Berto Ricci ai suoi
collaboratori
II «pezzo» che riportiamo
propone brani della lettera che Berlo Ricci scrisse ai suoi collaboratori il 3
aprile 1938 per annunciare la rinascita de "l'Universale". Oggi, da più parti
-dopo un anno di «Tabula Rasa»-, viene richiesto un incontro per dare una
«linea» a questo foglio. D'accordo. Beppe Niccolai ci fece conoscere Berto Ricci
che poi divenne, per noi, costante punto di riferimento. Rileggiamolo insieme.
Un giornale nostro non può essere un semplice ritrovo di persone che conversano
su temi più o meno interessanti. La prima distinzione da fare è quella tra gli
uomini che formeranno il nucleo dell'impresa, e gli eventuali ospiti di
passaggio. Tra i primi è indispensabile un accordo di intelligenze e volontà
che, lasciando pienamente e utilmente libero il particolare esprimersi di
ciascuno, il temperamento degl'individui, le individuali esperienze di vita e di
cultura, assicuri però la coerenza e l'armonia dell'azione comune. [...] Mi
sembra che noi possiamo intenderci facilmente su questo punto, perché uno dei
meriti de "l'Universale" fu di non essere né una caserma, né un comizio. [...]
Per concludere su questo punto, e per dire anche qualcosa di più, io credo che
quel che conta in queste cose sia l'amore; che senza l'amore non sia pensabile
né attuabile cosa che valga; che questo non significhi in nessun modo né
uniformità forzata, né indulgenza scambievole, anzi severità e sincerità. Ma
severità e sincerità di gente che si conosce, e che esclude dai rapporti
reciproci ogni malignità e ogni malanimo. E in quanto a severità, state sicuri
che sarò severo con tutti, e tutti potranno esserlo con me. Ma prima è
necessario che ognuno di noi sappia essere severissimo con sé stesso. È una
regola di vita e un metodo d'azione che noi c'imponiamo, e che va dalla purezza
del nostro vivere pubblico, alla semplicità dello stile; dalla dedizione intera
all'Italia, alla infrangibile unità fra noi. E dobbiamo riflettere che è molto
facile consentire su questi propositi, ma che il realizzarli sarà non sempre
facile.
[...] Disciplina vera e bella. Cioè: non rinunziare mai alle idee, ma saper
rinunziare sempre all'affermazione esteriore delle persone. Il giornale non
dev'essere strumento di affermazioni simili né per il direttore, né per altri.

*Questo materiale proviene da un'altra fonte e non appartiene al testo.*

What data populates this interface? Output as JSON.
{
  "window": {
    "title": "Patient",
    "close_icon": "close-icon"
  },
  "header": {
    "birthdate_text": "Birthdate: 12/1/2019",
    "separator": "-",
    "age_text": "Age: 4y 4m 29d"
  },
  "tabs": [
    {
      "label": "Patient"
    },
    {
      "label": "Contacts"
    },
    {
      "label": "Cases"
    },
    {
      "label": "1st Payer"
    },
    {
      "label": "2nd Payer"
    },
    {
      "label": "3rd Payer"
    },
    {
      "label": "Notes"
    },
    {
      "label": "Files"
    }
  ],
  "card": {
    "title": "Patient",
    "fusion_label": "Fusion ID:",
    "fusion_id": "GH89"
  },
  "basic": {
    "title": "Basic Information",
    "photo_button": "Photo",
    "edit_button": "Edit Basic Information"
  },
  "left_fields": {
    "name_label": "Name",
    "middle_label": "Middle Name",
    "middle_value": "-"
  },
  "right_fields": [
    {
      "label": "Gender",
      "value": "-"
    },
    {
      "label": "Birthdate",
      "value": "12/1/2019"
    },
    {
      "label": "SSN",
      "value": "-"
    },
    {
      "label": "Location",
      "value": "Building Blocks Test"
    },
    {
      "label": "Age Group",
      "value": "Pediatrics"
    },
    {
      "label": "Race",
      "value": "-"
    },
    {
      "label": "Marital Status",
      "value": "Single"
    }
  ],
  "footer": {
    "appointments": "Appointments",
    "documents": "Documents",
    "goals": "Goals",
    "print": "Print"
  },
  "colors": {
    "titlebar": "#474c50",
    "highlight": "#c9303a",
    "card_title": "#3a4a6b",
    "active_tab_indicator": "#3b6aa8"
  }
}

Chi non comprende questo, anche se è un genio, non potrà essere che d'impiccio
tra noi. Il giornale affermerà quei valori che si riterranno costituire un
apporto positivo alla civiltà italiana e umana; e non baderà ad amici né a
nemici. In questo, anzi, le viti saranno anche più strette che in passato. Il
senso delle proporzioni ispirerà inflessibilmente l'opera critica del giornale:
la quale, del resto, sarà un'attività importante ma non fondamentale di esso.
[...] Coesione e tendenza: noi saremo tendenziali! Evitare le contraddizioni e
le dispersioni. Coesione e coerenza. Qui occorre precisare di nuovo la
distinzione-base tra uomini de "l'Universale" e semplici ospiti. Gli ospiti
vengono di dove vogliono e vanno dove vogliono; quando non piacciono, non si
invitano; quando sgarrano, non si invitano più. I redattori sono dei militi e,
come tutti i militi, hanno una disciplina. Quelli che ci vogliono sono i
caratteri. E sono gl'ingegni anche non eccezionali, ma positivi; i produttori
d'idee anche non dantesche, ma autentiche. [...]
Non mi interessa che molti «condividano» certe opinioni; anzi nella diversità
sui punti non fondamentali è la vita, è la vivacità del giornale. I ripetitori
di cose sapute, e con loro i dottor sottili, non avranno posto tra noi. Le idee.
Non traccio un binario: non sarebbe degno né di voi ne di me. Se vi parlo, se vi
considero miei compagni, è perché so che un corpo d'idee comuni c'è già. Mi
propongo di riconoscere quella che, secondo me, dovrà essere la direzione della
marcia. Molte valutazioni possono differire, senza che perciò occorra rinunziare
a procedere insieme. Qualche volta devono differire. Di unanimità assolute e di
combaciamenti geometrici ne abbiamo abbastanza. [...] Affogare nel ridicolo chi
vede nella discussione il diavolo; chi non capisce la funzione dell'eresia; chi
confonde unità e uniformità. [...] E ora, discutere e chiarire tra noi le idee.
Beninteso, non solamente queste mie, ma quelle di tutti.